L’Allemagne a prêté à Kingston un de ses experts. Sa mission ? Aider les autorités à récupérer l’impôt des multinationales, évaporé dans les îles voisines.
C’est une maison bleue adossée à la colline de Kingston. D’un bleu céruléen, couleur du fisc jamaïcain. A l’étage, une salle de réunion. Une équipe d’inspecteurs des impôts fait le bilan des contrôles lancés sur des hôtels de luxe à Montego Bay, dans le nord de l’île, et quelques grands noms de l’agroalimentaire. Ces groupes brassent des millions de dollars. Mais la Jamaïque n’en profite pas. L’argent s’évapore dans les paradis fiscaux voisins : Sainte-Lucie, les Caïmans, les Bahamas, les Bermudes… Les nouveaux pirates des Caraïbes.
« Ils nous avaient envoyé leurs meilleurs conseillers. Mais ils n’ont rien dit. Rien. Ils n’avaient plus d’argument à nous opposer. Ils sont restés sans voix », déclare une jeune inspectrice, de retour du terrain. « C’était l’objectif, avoir des contrôles incontestables, que les entreprises nous prennent au sérieux. On y est », ajoute un collègue. « Avant, on était reçus par des employés. Maintenant, c’est aux PDG et aux Big Four [les cabinets d’audit anglo-saxons : EY, PricewaterhouseCoopers, KPMG et Deloitte] qu’on a affaire », appuie une autre participante à la réunion.
Assis côte à côte, Donette Sommerville-Mills et Steffen W. Scholze écoutent. Laissent échapper un sourire. Après des mois à analyser les techniques des multinationales pour faire des profits sur l’île, sans y payer l’impôt sur les bénéfices à 25 %, à déchiffrer les déclarations fiscales et à déjouer pièges et stratagèmes pour distinguer le légal de l’illégal, ce succès, c’est le leur. Elle est jamaïcaine et dirige l’équipe des grands comptes du fisc de Kingston. Lui est allemand et travaille pour l’Office central fédéral des impôts de Bonn. Des missions internationales en Ukraine, en Autriche, en Italie, au Royaume-Uni… ont fait de lui un expert de la défiscalisation transfrontière.
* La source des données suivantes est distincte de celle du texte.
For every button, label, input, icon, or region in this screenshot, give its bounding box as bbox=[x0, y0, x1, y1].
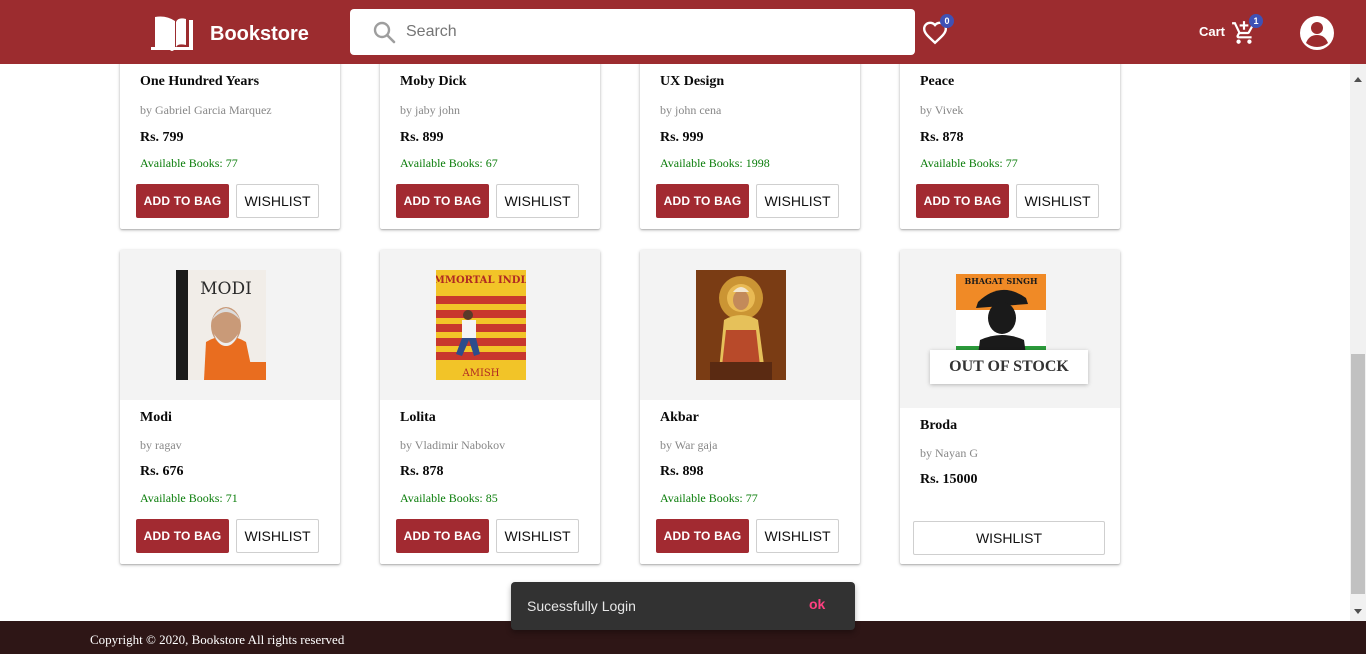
book-title: Broda bbox=[920, 418, 958, 433]
book-card[interactable]: BHAGAT SINGH OUT OF STOCK Broda by Nayan… bbox=[900, 250, 1120, 564]
add-to-bag-button[interactable]: ADD TO BAG bbox=[396, 184, 489, 218]
book-logo-icon bbox=[151, 16, 193, 51]
book-image-area bbox=[640, 250, 860, 400]
book-title: UX Design bbox=[660, 74, 725, 89]
cart-count-badge: 1 bbox=[1249, 14, 1263, 28]
brand[interactable]: Bookstore bbox=[148, 12, 309, 56]
wishlist-button[interactable]: WISHLIST bbox=[496, 519, 579, 553]
book-availability: Available Books: 1998 bbox=[660, 156, 770, 170]
book-price: Rs. 899 bbox=[400, 130, 444, 145]
snackbar-message: Sucessfully Login bbox=[527, 598, 636, 614]
book-image-area: MODI bbox=[120, 250, 340, 400]
scroll-up-icon[interactable] bbox=[1354, 77, 1362, 82]
wishlist-button[interactable]: WISHLIST bbox=[496, 184, 579, 218]
scrollbar-thumb[interactable] bbox=[1351, 354, 1365, 594]
book-author: by Gabriel Garcia Marquez bbox=[140, 103, 272, 117]
book-cover-image[interactable]: IMMORTAL INDIA AMISH bbox=[436, 270, 526, 380]
book-availability: Available Books: 67 bbox=[400, 156, 498, 170]
book-grid: One Hundred Years by Gabriel Garcia Marq… bbox=[0, 64, 1350, 621]
cart-label[interactable]: Cart bbox=[1199, 24, 1225, 39]
book-card[interactable]: Peace by Vivek Rs. 878 Available Books: … bbox=[900, 64, 1120, 229]
book-cover-image[interactable] bbox=[696, 270, 786, 380]
book-image-area: IMMORTAL INDIA AMISH bbox=[380, 250, 600, 400]
book-price: Rs. 878 bbox=[920, 130, 964, 145]
book-image-area: BHAGAT SINGH OUT OF STOCK bbox=[900, 250, 1120, 408]
book-title: Peace bbox=[920, 74, 955, 89]
book-card[interactable]: IMMORTAL INDIA AMISH Lolita by Vladimir … bbox=[380, 250, 600, 564]
brand-name: Bookstore bbox=[210, 23, 309, 45]
scroll-down-icon[interactable] bbox=[1354, 609, 1362, 614]
book-availability: Available Books: 85 bbox=[400, 491, 498, 505]
cover-title: MODI bbox=[200, 279, 252, 299]
book-author: by john cena bbox=[660, 103, 722, 117]
cover-title: IMMORTAL INDIA bbox=[436, 275, 526, 286]
book-price: Rs. 676 bbox=[140, 464, 184, 479]
copyright-text: Copyright © 2020, Bookstore All rights r… bbox=[90, 632, 345, 647]
wishlist-button[interactable]: WISHLIST bbox=[236, 184, 319, 218]
book-author: by Nayan G bbox=[920, 446, 978, 460]
page-scrollbar[interactable] bbox=[1350, 64, 1366, 621]
wishlist-button[interactable]: WISHLIST bbox=[756, 519, 839, 553]
book-price: Rs. 898 bbox=[660, 464, 704, 479]
out-of-stock-label: OUT OF STOCK bbox=[930, 350, 1088, 384]
book-title: Modi bbox=[140, 410, 172, 425]
add-to-bag-button[interactable]: ADD TO BAG bbox=[396, 519, 489, 553]
book-price: Rs. 878 bbox=[400, 464, 444, 479]
wishlist-button[interactable]: WISHLIST bbox=[1016, 184, 1099, 218]
book-author: by Vladimir Nabokov bbox=[400, 438, 506, 452]
book-availability: Available Books: 77 bbox=[140, 156, 238, 170]
book-author: by ragav bbox=[140, 438, 182, 452]
wishlist-button[interactable]: WISHLIST bbox=[756, 184, 839, 218]
snackbar-ok-button[interactable]: ok bbox=[809, 596, 825, 612]
cover-author: AMISH bbox=[462, 368, 500, 379]
book-availability: Available Books: 77 bbox=[660, 491, 758, 505]
book-availability: Available Books: 77 bbox=[920, 156, 1018, 170]
book-price: Rs. 799 bbox=[140, 130, 184, 145]
cover-title: BHAGAT SINGH bbox=[964, 276, 1038, 286]
book-card[interactable]: Moby Dick by jaby john Rs. 899 Available… bbox=[380, 64, 600, 229]
app-header: Bookstore 0 Cart 1 bbox=[0, 0, 1366, 64]
book-card[interactable]: UX Design by john cena Rs. 999 Available… bbox=[640, 64, 860, 229]
book-cover-image[interactable]: MODI bbox=[176, 270, 266, 380]
book-title: Akbar bbox=[660, 410, 699, 425]
add-to-bag-button[interactable]: ADD TO BAG bbox=[916, 184, 1009, 218]
book-title: Moby Dick bbox=[400, 74, 467, 89]
book-author: by War gaja bbox=[660, 438, 718, 452]
book-availability: Available Books: 71 bbox=[140, 491, 238, 505]
book-card[interactable]: One Hundred Years by Gabriel Garcia Marq… bbox=[120, 64, 340, 229]
book-author: by Vivek bbox=[920, 103, 964, 117]
account-icon[interactable] bbox=[1299, 15, 1335, 51]
add-to-bag-button[interactable]: ADD TO BAG bbox=[656, 184, 749, 218]
wishlist-button[interactable]: WISHLIST bbox=[236, 519, 319, 553]
add-to-bag-button[interactable]: ADD TO BAG bbox=[656, 519, 749, 553]
book-card[interactable]: MODI Modi by ragav Rs. 676 Available Boo… bbox=[120, 250, 340, 564]
wishlist-count-badge: 0 bbox=[940, 14, 954, 28]
search-input[interactable] bbox=[406, 23, 886, 41]
book-title: Lolita bbox=[400, 410, 436, 425]
wishlist-button[interactable]: WISHLIST bbox=[913, 521, 1105, 555]
book-author: by jaby john bbox=[400, 103, 460, 117]
book-title: One Hundred Years bbox=[140, 74, 260, 89]
book-card[interactable]: Akbar by War gaja Rs. 898 Available Book… bbox=[640, 250, 860, 564]
search-icon bbox=[373, 21, 396, 44]
search-bar[interactable] bbox=[350, 9, 915, 55]
book-price: Rs. 15000 bbox=[920, 472, 978, 487]
add-to-bag-button[interactable]: ADD TO BAG bbox=[136, 519, 229, 553]
book-price: Rs. 999 bbox=[660, 130, 704, 145]
login-snackbar: Sucessfully Login ok bbox=[511, 582, 855, 630]
add-to-bag-button[interactable]: ADD TO BAG bbox=[136, 184, 229, 218]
Leurs chemins ne se seraient jamais croisés, si l’Organisation de coopération et de développement économiques (OCDE) et l’Organisation des Nations unies (ONU) n’avaient pas conçu un plan pour aider les pays en développement à combattre l’optimisation fiscale agressive des multinationales en 2015 : Tax Inspectors Without Borders (TIWB) – « inspecteurs des impôts sans frontières » –, un bataillon de fonctionnaires chevronnés, « prêtés » par les pays riches pour des missions de douze à dix-huit mois. Une sorte de corps d’élite du contrôle, rompu à l’art de la guerre fiscale déclenchée par les entreprises contre les Etats, mobilisable en un tournemain. Les « médecins sans frontières » de la fiscalité.